Terry Halpin is getting a handle on the task of maintaining the records of the largest district court in Montana.
Elected to the position of Clerk of District Court for Yellowstone County in 2016, Halpin took over about two weeks ago. Halpin has made some small changes, but said for the moment she wants to play an observatory role.
“I have been really busy,” Halpin said. “I enjoy the challenge. The staff has been quite welcoming.”
In her role, Halpin manages an office of up to 21 people. Currently, she is down one supervisor and one deputy clerk. The supervisor position is open for applications and Halpin will work to fill the position once she has a chance to assess the greatest need of the office.
Within her first term, Halpin could face implementation of a new digital filing system.
“I hope the state will have enough confidence in this office to do that,” she said.
Paperless courts are coming, Chief Yellowstone County District Court Judge Russell Fagg said. As the largest and busiest district court in the state, a paperless court would be a huge benefit, Fagg said.
The Clerk of Court maintains records of adoption, divorce, parenting plans, wills, marriage licenses and both civil and criminal cases in the county. People use the office’s public computers to research everything from genealogy to debt liens.
Maintaining a clear record prevents cases from languishing and helps to make sure the judges, police and attorneys can do their jobs, Halpin said.
“The court system only works as well as we do our jobs,” she said.
The office of clerk of court was previously held by Kristie Boelter, who lost re-election. Boelter had held the position for four years and was one of three clerks to hold the position since 2003.
Fagg noticed a difference in the clerk's office after the departure of Jean Thompson in 2003, who retired after about eight years in the position. With her, the office ran seamlessly, Fagg said. With her departure, judges started noticing the office struggling to keep track of documents.

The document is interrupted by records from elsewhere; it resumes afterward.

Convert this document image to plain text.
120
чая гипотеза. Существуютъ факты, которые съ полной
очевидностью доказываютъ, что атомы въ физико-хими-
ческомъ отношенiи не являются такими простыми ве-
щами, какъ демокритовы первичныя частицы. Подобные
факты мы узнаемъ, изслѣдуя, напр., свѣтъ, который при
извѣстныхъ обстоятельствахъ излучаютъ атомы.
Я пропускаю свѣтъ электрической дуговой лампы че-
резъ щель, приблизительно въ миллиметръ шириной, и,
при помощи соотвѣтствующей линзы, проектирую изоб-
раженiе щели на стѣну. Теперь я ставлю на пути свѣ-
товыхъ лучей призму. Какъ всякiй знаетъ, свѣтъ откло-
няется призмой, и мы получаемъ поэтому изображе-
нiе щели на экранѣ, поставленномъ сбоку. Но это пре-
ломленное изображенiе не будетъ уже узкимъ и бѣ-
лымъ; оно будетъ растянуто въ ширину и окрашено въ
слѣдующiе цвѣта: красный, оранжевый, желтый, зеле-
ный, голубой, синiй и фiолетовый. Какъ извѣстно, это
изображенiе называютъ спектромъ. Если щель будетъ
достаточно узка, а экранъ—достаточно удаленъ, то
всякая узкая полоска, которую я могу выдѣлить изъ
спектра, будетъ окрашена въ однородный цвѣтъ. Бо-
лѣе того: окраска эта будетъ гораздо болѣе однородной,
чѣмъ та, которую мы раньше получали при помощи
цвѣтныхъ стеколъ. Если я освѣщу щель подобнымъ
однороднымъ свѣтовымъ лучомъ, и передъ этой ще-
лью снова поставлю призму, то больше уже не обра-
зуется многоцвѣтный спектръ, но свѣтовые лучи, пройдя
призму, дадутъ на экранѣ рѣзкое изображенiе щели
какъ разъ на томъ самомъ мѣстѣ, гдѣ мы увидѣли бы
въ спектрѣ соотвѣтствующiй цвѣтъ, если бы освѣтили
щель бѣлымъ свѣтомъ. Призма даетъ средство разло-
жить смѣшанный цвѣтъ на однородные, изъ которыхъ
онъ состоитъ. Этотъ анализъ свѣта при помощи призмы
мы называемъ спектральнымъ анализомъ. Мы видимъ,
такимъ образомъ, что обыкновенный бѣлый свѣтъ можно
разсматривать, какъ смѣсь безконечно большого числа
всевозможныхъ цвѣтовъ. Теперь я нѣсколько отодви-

In the short time since Halpin has taken over, Fagg has noticed a big improvement. He has heard from a deputy clerk who said pulling files is faster and easier now that they don't have to track down loose documents.
Halpin was Fagg's judicial assistant when she decided to run for the clerk of court position.
Both the FBI and the Department of Justice use the office to research criminal records, according to deputy clerk Ted Robey. Robey also handles marriage licenses, issuing about 1,500 licenses in 2016. After same-sex marriage was passed in Montana, Robey said the office issued almost 2,000 licenses. Both parties must be present to get a marriage license.
Deputy Clerk Marilyn Morning Gun-Reed works at the front desk on the criminal case side of the office. Last year, the office began safe-keeping wills and estate titles as well. Working the front desk, Morning Gun-Reed maintains search warrants, bond amounts and processes fine payments.
“We do so much, it’s hard to think of everything,” Morning Gun-Reed said. The deputy clerks need to be able to fill in for one another as well, she said.
Kim Paxinos, a deputy clerk on the civil side of the office, has worked in the office through four administrations. While each new clerk makes adjustments to the office, the basic work of filing stays the same. Paxinos files parenting plans, divorces and adoption cases.
The deputy clerks also maintain minute entries for the judges and track hearing dates.
After Boelter was ousted by county voters, she began studying for her real estate license and was spending less time at the office. A supervisor in the office also quit at about the same time.
Halpin gave credit to Robyn Shierholt, chief deputy clerk, for keeping the office running during the months before she took her position.
“The way she stepped up was tremendous,” Halpin said.